Complete step-by-step answer:
Given expression in the problem is
\[{{\sin }^{3}}x\cos 3x+{{\cos }^{3}}x\sin 3x+\dfrac{3}{8}=0...........(1)\]
We know the algebraic identities of\[\sin 3x\] and\[\cos 3x\]are given as
\[\sin 3x=3\sin x-4{{\sin }^{3}}x\]
\[\cos 3x=4{{\cos }^{3}}x-3\cos x\]
Hence, we can get the value of\[{{\sin }^{3}}x\] and \[{{\cos }^{3}}x\]from both the expression as
\[{{\sin }^{3}}x=\dfrac{3\sin x-\sin 3x}{4}\]\[\to (2)\]
\[{{\cos }^{3}}x=\dfrac{3\cos x+\cos 3x}{4}\]\[\to (3)\]
Now, put the value of\[{{\sin }^{3}}x\] and \[{{\cos }^{3}}x\]from the equation (2) and (3) to the equation (1). So, we get
\[\begin{align}
  & \left( \dfrac{3\sin x-\sin 3x}{4} \right)\cos 3x+\left( \dfrac{3\cos x+\cos 3x}{4} \right)\sin 3x+\dfrac{3}{8}=0 \\
 & \dfrac{1}{4}\left[ 3\sin x\cos 3x-\sin 3x\cos 3x+3\cos x\sin 3x+\cos 3x\sin 3x \right]+\dfrac{3}{8}=0 \\
\end{align}\]
\[\begin{align}
  & \dfrac{3}{4}\left[ \sin x\cos 3x+\cos x\sin 3x \right]=-\dfrac{3}{8} \\
 & \Rightarrow \left[ \sin x\cos 3x+\cos x\sin 3x \right]=-\dfrac{1}{2}\to (4) \\
\end{align}\]
Now, we know that the trigonometric identity of\[\sin \left( A+B \right)\]is given as
\[\sin \left( A+B \right)=\sin A\cos B+\cos A\sin B\to (5)\]
Hence, we can simplify equation (4) further, with the help of equation (5) as
\[\begin{align}
  & \sin \left( x+3x \right)=-\dfrac{1}{2} \\
 & \sin 4x=-\dfrac{1}{2}\to (6) \\
\end{align}\]
We know\[\sin \theta \] gives the value \[\dfrac{1}{2}\] at \[\dfrac{\pi }{6}\] and we know the relation \[\sin \left( -\theta \right)=-\sin \theta \] as well.

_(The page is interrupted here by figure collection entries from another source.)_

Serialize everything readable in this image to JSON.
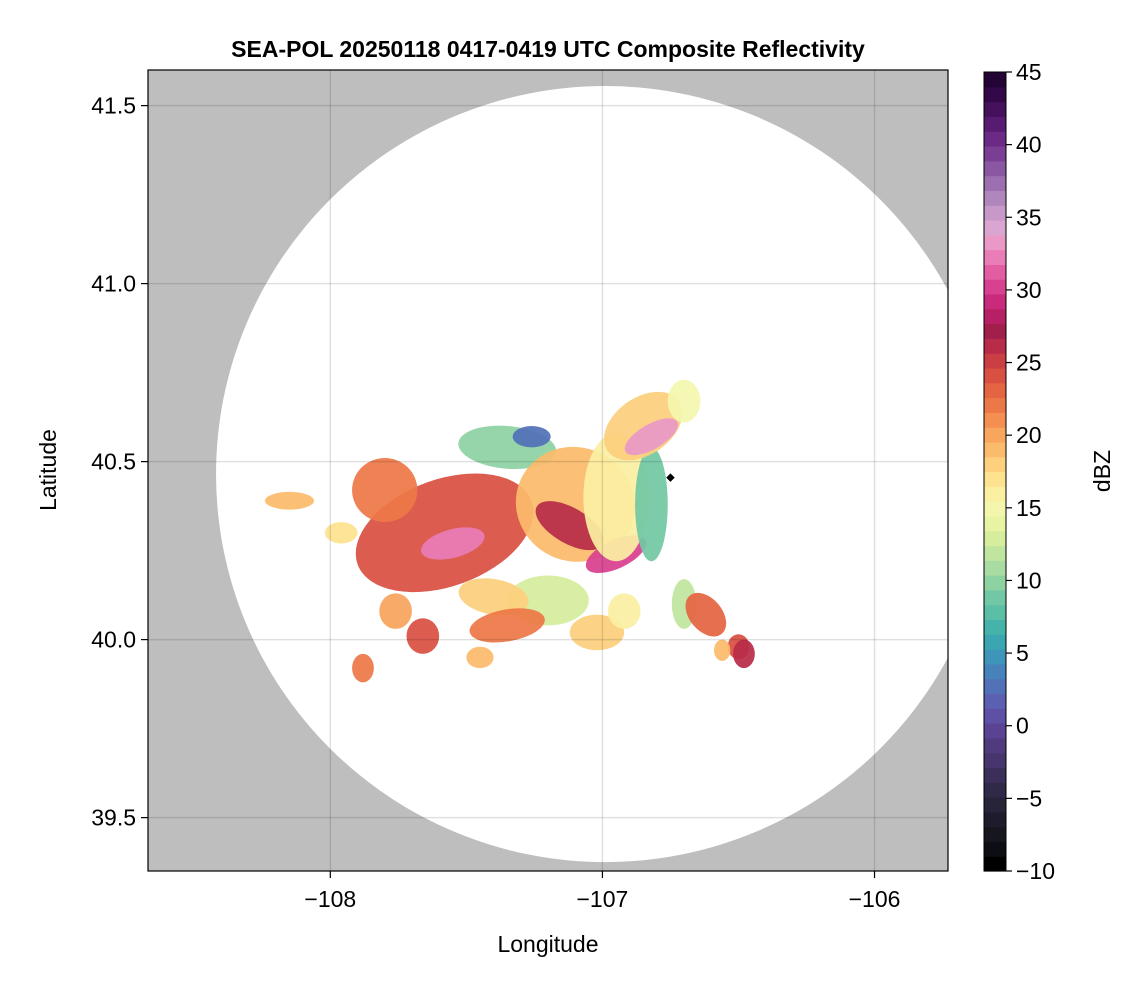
{
  "chart_data": {
    "type": "heatmap",
    "title": "SEA-POL 20250118 0417-0419 UTC Composite Reflectivity",
    "xlabel": "Longitude",
    "ylabel": "Latitude",
    "xlim": [
      -108.67,
      -105.73
    ],
    "ylim": [
      39.35,
      41.6
    ],
    "xticks": [
      -108,
      -107,
      -106
    ],
    "xtick_labels": [
      "−108",
      "−107",
      "−106"
    ],
    "yticks": [
      39.5,
      40.0,
      40.5,
      41.0,
      41.5
    ],
    "ytick_labels": [
      "39.5",
      "40.0",
      "40.5",
      "41.0",
      "41.5"
    ],
    "grid": true,
    "background_color": "#bebebe",
    "coverage_fill": "#ffffff",
    "radar": {
      "center_lon": -106.99,
      "center_lat": 40.465,
      "coverage_radius_lat_deg": 1.09,
      "coverage_radius_lon_deg": 1.43,
      "marker_lon": -106.75,
      "marker_lat": 40.455
    },
    "colorbar": {
      "label": "dBZ",
      "min": -10,
      "max": 45,
      "ticks": [
        -10,
        -5,
        0,
        5,
        10,
        15,
        20,
        25,
        30,
        35,
        40,
        45
      ],
      "tick_labels": [
        "−10",
        "−5",
        "0",
        "5",
        "10",
        "15",
        "20",
        "25",
        "30",
        "35",
        "40",
        "45"
      ],
      "colors": [
        "#000000",
        "#0d0d14",
        "#16161f",
        "#1e1c2c",
        "#272339",
        "#302948",
        "#3b2f5a",
        "#47366d",
        "#513b7f",
        "#5a4392",
        "#5e50a5",
        "#5b60b2",
        "#5271b7",
        "#4782ba",
        "#3e94b9",
        "#3ba5b2",
        "#45b3a9",
        "#5bbfa6",
        "#72c8a4",
        "#8ed2a2",
        "#a8dca2",
        "#c0e59e",
        "#d6ed9e",
        "#e8f3a4",
        "#f4f6ae",
        "#fbefa2",
        "#fde28f",
        "#fcd07d",
        "#fbbb6c",
        "#f8a55d",
        "#f48e51",
        "#ed7847",
        "#e46443",
        "#d95043",
        "#ca3e44",
        "#b82c49",
        "#a31f4b",
        "#b82065",
        "#c92a7b",
        "#d8418f",
        "#e35da3",
        "#ea7db7",
        "#ea99c6",
        "#dba5d1",
        "#c699c8",
        "#b087bd",
        "#9b6fb0",
        "#8a57a3",
        "#7a3f95",
        "#6a2a85",
        "#581b72",
        "#45105c",
        "#330848",
        "#240434"
      ]
    },
    "cells": [
      {
        "lon": -107.58,
        "lat": 40.3,
        "rlon": 0.34,
        "rlat": 0.15,
        "dbz": 24,
        "rot": -20
      },
      {
        "lon": -107.8,
        "lat": 40.42,
        "rlon": 0.12,
        "rlat": 0.09,
        "dbz": 22,
        "rot": 0
      },
      {
        "lon": -107.55,
        "lat": 40.27,
        "rlon": 0.12,
        "rlat": 0.04,
        "dbz": 32,
        "rot": -15
      },
      {
        "lon": -107.35,
        "lat": 40.54,
        "rlon": 0.18,
        "rlat": 0.06,
        "dbz": 10,
        "rot": 5
      },
      {
        "lon": -107.26,
        "lat": 40.57,
        "rlon": 0.07,
        "rlat": 0.03,
        "dbz": 3,
        "rot": 0
      },
      {
        "lon": -107.1,
        "lat": 40.38,
        "rlon": 0.22,
        "rlat": 0.16,
        "dbz": 19,
        "rot": 25
      },
      {
        "lon": -107.12,
        "lat": 40.32,
        "rlon": 0.14,
        "rlat": 0.05,
        "dbz": 26,
        "rot": 30
      },
      {
        "lon": -106.95,
        "lat": 40.24,
        "rlon": 0.12,
        "rlat": 0.04,
        "dbz": 30,
        "rot": -25
      },
      {
        "lon": -106.95,
        "lat": 40.4,
        "rlon": 0.12,
        "rlat": 0.18,
        "dbz": 16,
        "rot": 0
      },
      {
        "lon": -106.82,
        "lat": 40.38,
        "rlon": 0.06,
        "rlat": 0.16,
        "dbz": 9,
        "rot": 0
      },
      {
        "lon": -106.85,
        "lat": 40.6,
        "rlon": 0.16,
        "rlat": 0.08,
        "dbz": 18,
        "rot": -35
      },
      {
        "lon": -106.82,
        "lat": 40.57,
        "rlon": 0.11,
        "rlat": 0.035,
        "dbz": 33,
        "rot": -30
      },
      {
        "lon": -106.7,
        "lat": 40.67,
        "rlon": 0.06,
        "rlat": 0.06,
        "dbz": 15,
        "rot": 0
      },
      {
        "lon": -107.2,
        "lat": 40.11,
        "rlon": 0.15,
        "rlat": 0.07,
        "dbz": 13,
        "rot": 0
      },
      {
        "lon": -107.4,
        "lat": 40.12,
        "rlon": 0.13,
        "rlat": 0.05,
        "dbz": 18,
        "rot": 10
      },
      {
        "lon": -107.35,
        "lat": 40.04,
        "rlon": 0.14,
        "rlat": 0.045,
        "dbz": 22,
        "rot": -10
      },
      {
        "lon": -107.02,
        "lat": 40.02,
        "rlon": 0.1,
        "rlat": 0.05,
        "dbz": 18,
        "rot": 0
      },
      {
        "lon": -106.92,
        "lat": 40.08,
        "rlon": 0.06,
        "rlat": 0.05,
        "dbz": 16,
        "rot": 0
      },
      {
        "lon": -106.7,
        "lat": 40.1,
        "rlon": 0.045,
        "rlat": 0.07,
        "dbz": 12,
        "rot": 0
      },
      {
        "lon": -106.62,
        "lat": 40.07,
        "rlon": 0.06,
        "rlat": 0.07,
        "dbz": 23,
        "rot": -40
      },
      {
        "lon": -106.5,
        "lat": 39.98,
        "rlon": 0.04,
        "rlat": 0.035,
        "dbz": 24,
        "rot": 0
      },
      {
        "lon": -106.48,
        "lat": 39.96,
        "rlon": 0.04,
        "rlat": 0.04,
        "dbz": 26,
        "rot": 0
      },
      {
        "lon": -106.56,
        "lat": 39.97,
        "rlon": 0.03,
        "rlat": 0.03,
        "dbz": 19,
        "rot": 0
      },
      {
        "lon": -107.76,
        "lat": 40.08,
        "rlon": 0.06,
        "rlat": 0.05,
        "dbz": 20,
        "rot": 0
      },
      {
        "lon": -107.66,
        "lat": 40.01,
        "rlon": 0.06,
        "rlat": 0.05,
        "dbz": 24,
        "rot": 0
      },
      {
        "lon": -107.88,
        "lat": 39.92,
        "rlon": 0.04,
        "rlat": 0.04,
        "dbz": 22,
        "rot": 0
      },
      {
        "lon": -107.45,
        "lat": 39.95,
        "rlon": 0.05,
        "rlat": 0.03,
        "dbz": 19,
        "rot": 0
      },
      {
        "lon": -108.15,
        "lat": 40.39,
        "rlon": 0.09,
        "rlat": 0.025,
        "dbz": 19,
        "rot": 0
      },
      {
        "lon": -107.96,
        "lat": 40.3,
        "rlon": 0.06,
        "rlat": 0.03,
        "dbz": 17,
        "rot": 0
      }
    ]
  }
}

So, put \[\theta =\dfrac{\pi }{6}\] to the expression \[\sin \left( -\theta \right)=-\sin \theta \], we get
\[\sin \left( -\dfrac{\pi }{6} \right)=-\sin \left( \dfrac{\pi }{6} \right)=-\dfrac{1}{2}\]
Hence, the principal value of \[4x\]from the equation (6) will be \[-\dfrac{\pi }{6}\]. Now, we can write the equation (6) as
\[\sin 4x=\sin \left( -\dfrac{\pi }{6} \right)\]
Now, we know the general solution of \[\sin x=\sin y\] is given as \[x=n\pi +{{\left( -1 \right)}^{n}}y;n\in z\].
So, we get general solution as
\[\begin{align}
  & 4x=n\pi +{{\left( -1 \right)}^{n}}\left( -\dfrac{\pi }{6} \right) \\
 & 4x=n\pi -{{\left( -1 \right)}^{n}}\dfrac{\pi }{6}\text{;}n\in z. \\
\end{align}\]
Now, divide the whole equation by ‘4’,
\[x=\dfrac{n\pi }{4}-{{\left( -1 \right)}^{n}}\dfrac{\pi }{24}\]

Note: Another approach for this question would be that we could put values of \[\sin 3x\] and\[\cos 3x\] by their identities. Hence, may get a 6-degree equation related to the given equation. Do not confuse with the formula of \[\sin 3x=3\sin x-4{{\sin }^{3}}x\]
\[\cos 3x=4{{\cos }^{3}}x-3\cos x\]
Do not confuse with the other general equation of\[\sin x=\sin y\]. We need to use principle value for the c. One may connect the whole relation to \[\cos \theta \]as well.